The Knowledge Dumper is a Python-based tool designed to aggregate content from multiple sources into a single, comprehensive text file. This tool is particularly useful for preparing large knowledge bases for use with Large Language Models (LLMs) by consolidating data from local directories, Python files, and remote web pages.
- Merge content from websites, with conversion to Markdown.
- Include files from a selected directory, supporting filtering by patterns and file extensions.
- Selectively extract Python classes, methods, functions, and symbols.
- User-friendly graphical interface for easy project management.
- Ideal for researchers, developers, and data scientists building knowledge bases for LLMs.
- StartWindow: Interface for project selection and creation.
- MainWindow: Primary workspace for managing files, symbols, and remote content.
- DatabaseManager: Handles data storage and retrieval.
- ProjectManager: Manages the project lifecycle and recent project tracking.
- FileTreeBuilder: Creates a navigable structure of project files.
- FileMerger: Combines selected content into a single output file.
- SymbolExtractor: Analyzes Python files to extract relevant symbols.
- RemoteIndexer: Fetches and processes content from web pages.
This tool was born out of a personal need to streamline the process of gathering diverse content sources into a cohesive document.
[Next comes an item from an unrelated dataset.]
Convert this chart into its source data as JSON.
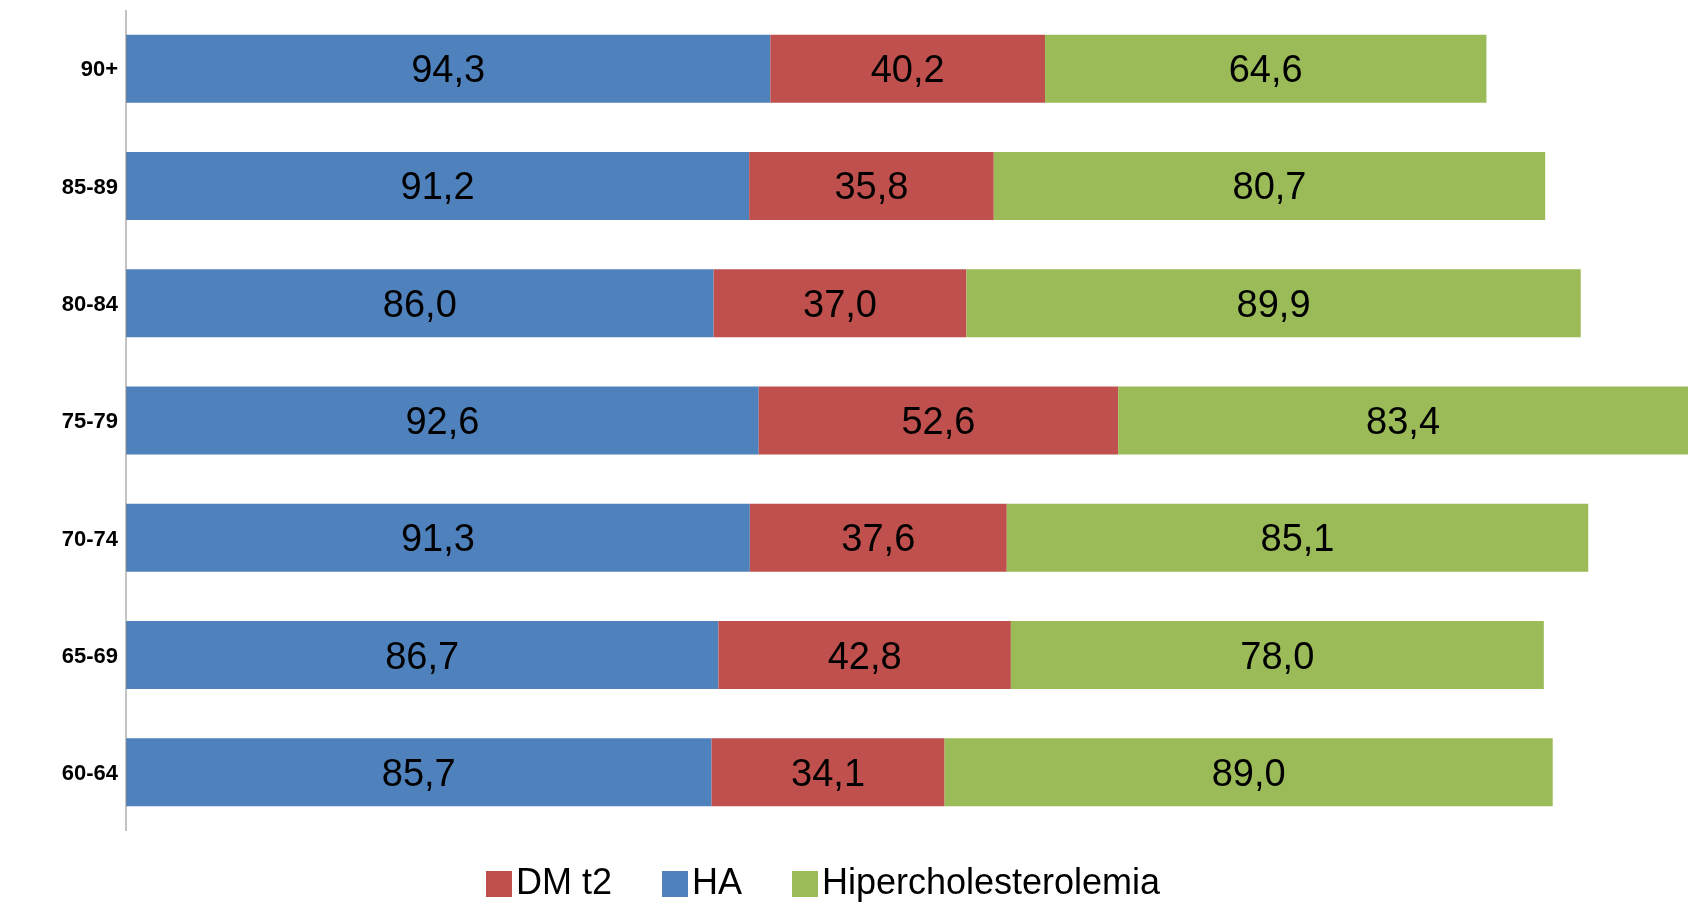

While it may have niche applications, it is extremely valuable for creating knowledge bases to aid LLM development and training.
- Python 3.7 or higher
- pip (Python package installer)
-
Clone the repository or download the source code:
git clone https://github.com/jacekjursza/dumper.git cd dumper
-
Create a virtual environment (optional but recommended):
- On Windows:
python -m venv venv venv\Scripts\activate
- On macOS and Linux:
python3 -m venv venv source venv/bin/activate
- On Windows:
-
Install the required dependencies:
pip install -r requirements.txt
-
Run the application:
python main.py
- Launch the application and create a new project or open an existing one.
- In the File Selection tab, choose the files to include in your merged output.
- Use the Symbol Index tab to view and filter extracted symbols from Python files.
- In the Remote Docs tab, add and manage remote web pages to include in your merged content.
- Click "Create output file" to generate your consolidated knowledge base file.
This tool is highly customizable. Modify the source code to add new features, adjust the user interface, or tweak the merging logic to meet your specific needs, especially when preparing LLM knowledge bases.
Contributions to the project are welcome. Submit pull requests or open issues to suggest improvements or report bugs.
This project is licensed under the MIT License.